There were many other improvements (client and server) not covered here. SSR performance work is ongoing.

References

Footnotes

  1. The WHATWG URL Standard requires significant parsing work: scheme detection, authority parsing, path normalization, query string handling, and percent-encoding. See the URL parsing algorithm for the full state machine.

  2. With streaming SSR and Suspense, the server may render multiple chunks, but each chunk is still a single-pass render with no reactive updates. See renderToPipeableStream in the React documentation.

  3. Structural sharing is a pattern from immutable data libraries (Immer, React Query, TanStack Store) where unchanged portions of data structures are reused by reference to enable cheap equality checks. See Structural Sharing in the TanStack Query documentation.

  4. Conditional exports are a Node.js feature that allows packages to define different entry points based on environment or import method. See Conditional exports in the Node.js documentation.

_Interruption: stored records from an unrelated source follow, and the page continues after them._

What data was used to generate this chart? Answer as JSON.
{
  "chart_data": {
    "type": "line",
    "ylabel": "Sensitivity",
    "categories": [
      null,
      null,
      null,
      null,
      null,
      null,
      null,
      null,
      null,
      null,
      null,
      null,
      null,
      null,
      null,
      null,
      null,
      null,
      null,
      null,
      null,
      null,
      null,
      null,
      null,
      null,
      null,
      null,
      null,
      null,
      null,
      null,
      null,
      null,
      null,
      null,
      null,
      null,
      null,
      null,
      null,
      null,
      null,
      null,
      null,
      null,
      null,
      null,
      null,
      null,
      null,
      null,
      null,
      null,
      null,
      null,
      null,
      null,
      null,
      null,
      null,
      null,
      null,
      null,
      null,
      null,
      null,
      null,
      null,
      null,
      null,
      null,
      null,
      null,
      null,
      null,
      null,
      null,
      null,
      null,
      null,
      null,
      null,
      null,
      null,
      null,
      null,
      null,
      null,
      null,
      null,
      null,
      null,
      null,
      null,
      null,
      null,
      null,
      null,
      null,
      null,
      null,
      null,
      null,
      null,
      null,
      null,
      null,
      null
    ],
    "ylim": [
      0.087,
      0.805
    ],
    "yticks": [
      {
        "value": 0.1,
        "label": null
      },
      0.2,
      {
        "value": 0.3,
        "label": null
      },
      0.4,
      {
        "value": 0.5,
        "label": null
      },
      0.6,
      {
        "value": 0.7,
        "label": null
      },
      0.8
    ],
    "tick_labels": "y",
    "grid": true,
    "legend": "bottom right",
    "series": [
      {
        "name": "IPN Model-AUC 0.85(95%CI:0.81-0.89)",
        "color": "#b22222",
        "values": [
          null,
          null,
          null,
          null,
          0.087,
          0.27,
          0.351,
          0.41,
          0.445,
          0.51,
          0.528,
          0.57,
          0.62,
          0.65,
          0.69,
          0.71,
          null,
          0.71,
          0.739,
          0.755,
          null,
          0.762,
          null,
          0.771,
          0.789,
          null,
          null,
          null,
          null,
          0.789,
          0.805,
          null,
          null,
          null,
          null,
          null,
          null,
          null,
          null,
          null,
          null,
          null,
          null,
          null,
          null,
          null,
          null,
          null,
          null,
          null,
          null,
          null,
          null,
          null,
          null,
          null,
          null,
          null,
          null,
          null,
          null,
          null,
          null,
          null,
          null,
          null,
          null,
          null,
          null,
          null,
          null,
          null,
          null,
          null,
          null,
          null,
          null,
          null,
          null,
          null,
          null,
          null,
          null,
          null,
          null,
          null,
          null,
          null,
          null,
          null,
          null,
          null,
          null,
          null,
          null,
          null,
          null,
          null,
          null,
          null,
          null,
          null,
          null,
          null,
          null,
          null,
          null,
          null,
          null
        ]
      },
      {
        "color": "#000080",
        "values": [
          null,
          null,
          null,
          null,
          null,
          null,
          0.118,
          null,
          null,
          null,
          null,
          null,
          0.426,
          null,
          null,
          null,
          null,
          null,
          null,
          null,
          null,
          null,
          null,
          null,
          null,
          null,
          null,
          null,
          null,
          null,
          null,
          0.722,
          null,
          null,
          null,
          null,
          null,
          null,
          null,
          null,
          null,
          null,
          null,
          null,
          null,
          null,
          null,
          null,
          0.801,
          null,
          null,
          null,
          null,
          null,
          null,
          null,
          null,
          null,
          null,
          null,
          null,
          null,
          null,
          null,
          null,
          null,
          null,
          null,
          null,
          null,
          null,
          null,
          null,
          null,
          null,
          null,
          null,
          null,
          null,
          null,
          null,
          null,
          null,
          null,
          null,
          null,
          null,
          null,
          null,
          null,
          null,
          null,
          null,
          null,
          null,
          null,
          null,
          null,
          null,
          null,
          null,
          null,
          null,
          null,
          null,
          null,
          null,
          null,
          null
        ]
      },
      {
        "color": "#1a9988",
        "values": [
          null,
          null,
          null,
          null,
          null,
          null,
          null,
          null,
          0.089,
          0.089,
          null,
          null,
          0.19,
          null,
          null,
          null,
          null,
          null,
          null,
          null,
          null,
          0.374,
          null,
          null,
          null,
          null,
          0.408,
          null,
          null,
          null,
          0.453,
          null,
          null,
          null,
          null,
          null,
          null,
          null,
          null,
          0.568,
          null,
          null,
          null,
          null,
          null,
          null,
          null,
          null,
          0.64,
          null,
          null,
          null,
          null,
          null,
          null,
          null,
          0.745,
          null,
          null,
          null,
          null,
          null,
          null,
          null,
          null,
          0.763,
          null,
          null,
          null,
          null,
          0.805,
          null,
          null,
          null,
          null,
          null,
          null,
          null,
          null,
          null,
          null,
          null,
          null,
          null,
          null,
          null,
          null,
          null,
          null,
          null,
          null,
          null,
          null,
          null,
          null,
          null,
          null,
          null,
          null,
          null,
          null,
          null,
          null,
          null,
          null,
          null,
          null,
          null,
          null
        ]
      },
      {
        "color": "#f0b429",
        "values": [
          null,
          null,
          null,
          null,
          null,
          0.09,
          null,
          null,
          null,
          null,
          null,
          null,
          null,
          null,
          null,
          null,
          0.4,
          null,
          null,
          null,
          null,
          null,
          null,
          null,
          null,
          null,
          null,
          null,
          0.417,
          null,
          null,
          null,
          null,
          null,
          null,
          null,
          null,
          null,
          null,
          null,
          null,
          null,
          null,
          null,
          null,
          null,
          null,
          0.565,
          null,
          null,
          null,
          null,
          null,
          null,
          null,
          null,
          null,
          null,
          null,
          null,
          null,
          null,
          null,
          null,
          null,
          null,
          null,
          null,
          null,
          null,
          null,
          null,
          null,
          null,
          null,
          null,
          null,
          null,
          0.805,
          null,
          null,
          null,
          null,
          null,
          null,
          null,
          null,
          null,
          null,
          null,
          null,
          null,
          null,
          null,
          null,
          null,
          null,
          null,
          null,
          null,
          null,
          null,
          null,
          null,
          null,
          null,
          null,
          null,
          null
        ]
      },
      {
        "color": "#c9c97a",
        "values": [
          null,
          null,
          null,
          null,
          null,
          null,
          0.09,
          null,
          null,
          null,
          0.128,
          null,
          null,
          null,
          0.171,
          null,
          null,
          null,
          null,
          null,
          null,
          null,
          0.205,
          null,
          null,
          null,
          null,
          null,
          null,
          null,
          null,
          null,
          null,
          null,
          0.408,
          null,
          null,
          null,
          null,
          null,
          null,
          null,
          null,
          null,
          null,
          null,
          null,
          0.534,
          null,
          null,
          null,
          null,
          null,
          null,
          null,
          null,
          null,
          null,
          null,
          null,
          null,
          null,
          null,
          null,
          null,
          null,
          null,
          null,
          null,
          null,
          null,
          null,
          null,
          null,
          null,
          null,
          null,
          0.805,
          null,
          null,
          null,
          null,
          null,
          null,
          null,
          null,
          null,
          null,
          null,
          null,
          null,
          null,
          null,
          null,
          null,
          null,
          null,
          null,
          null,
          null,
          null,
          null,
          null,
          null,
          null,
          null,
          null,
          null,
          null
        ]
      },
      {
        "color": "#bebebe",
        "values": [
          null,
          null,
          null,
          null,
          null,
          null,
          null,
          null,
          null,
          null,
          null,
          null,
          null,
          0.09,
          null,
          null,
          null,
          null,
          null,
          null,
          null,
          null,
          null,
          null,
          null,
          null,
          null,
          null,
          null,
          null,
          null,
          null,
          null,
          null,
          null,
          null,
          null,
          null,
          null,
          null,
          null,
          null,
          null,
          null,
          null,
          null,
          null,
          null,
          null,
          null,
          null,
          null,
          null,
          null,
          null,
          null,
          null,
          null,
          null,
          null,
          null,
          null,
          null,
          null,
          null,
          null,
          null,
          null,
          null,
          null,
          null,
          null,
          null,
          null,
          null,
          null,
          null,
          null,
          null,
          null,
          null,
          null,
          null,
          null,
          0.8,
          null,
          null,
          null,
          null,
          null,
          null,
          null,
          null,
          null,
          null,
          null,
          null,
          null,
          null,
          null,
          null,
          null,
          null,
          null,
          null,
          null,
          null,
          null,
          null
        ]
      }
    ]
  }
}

  5. Dead code elimination is a standard compiler optimization. See esbuild's documentation on tree shaking, Rollup's tree-shaking guide and Rich Harris's article on dead code elimination.

  6. V8 team, Fast properties in V8. Great article, but 9 years old so things might have changed.

  7. WebKit, A Tour of Inline Caching with Delete

  8. Event-loop utilization is the percentage of time the event loop is busy utilizing the CPU. See this nodesource blog post for more details.

  9. To get a reference for the values we were measuring, we ran a similar autocannon benchmark on the smallest possible Node HTTP server: require('http').createServer((q,s)=>s.end()).listen(3000). This tells us the theoretical maximum throughput of the machine and test setup.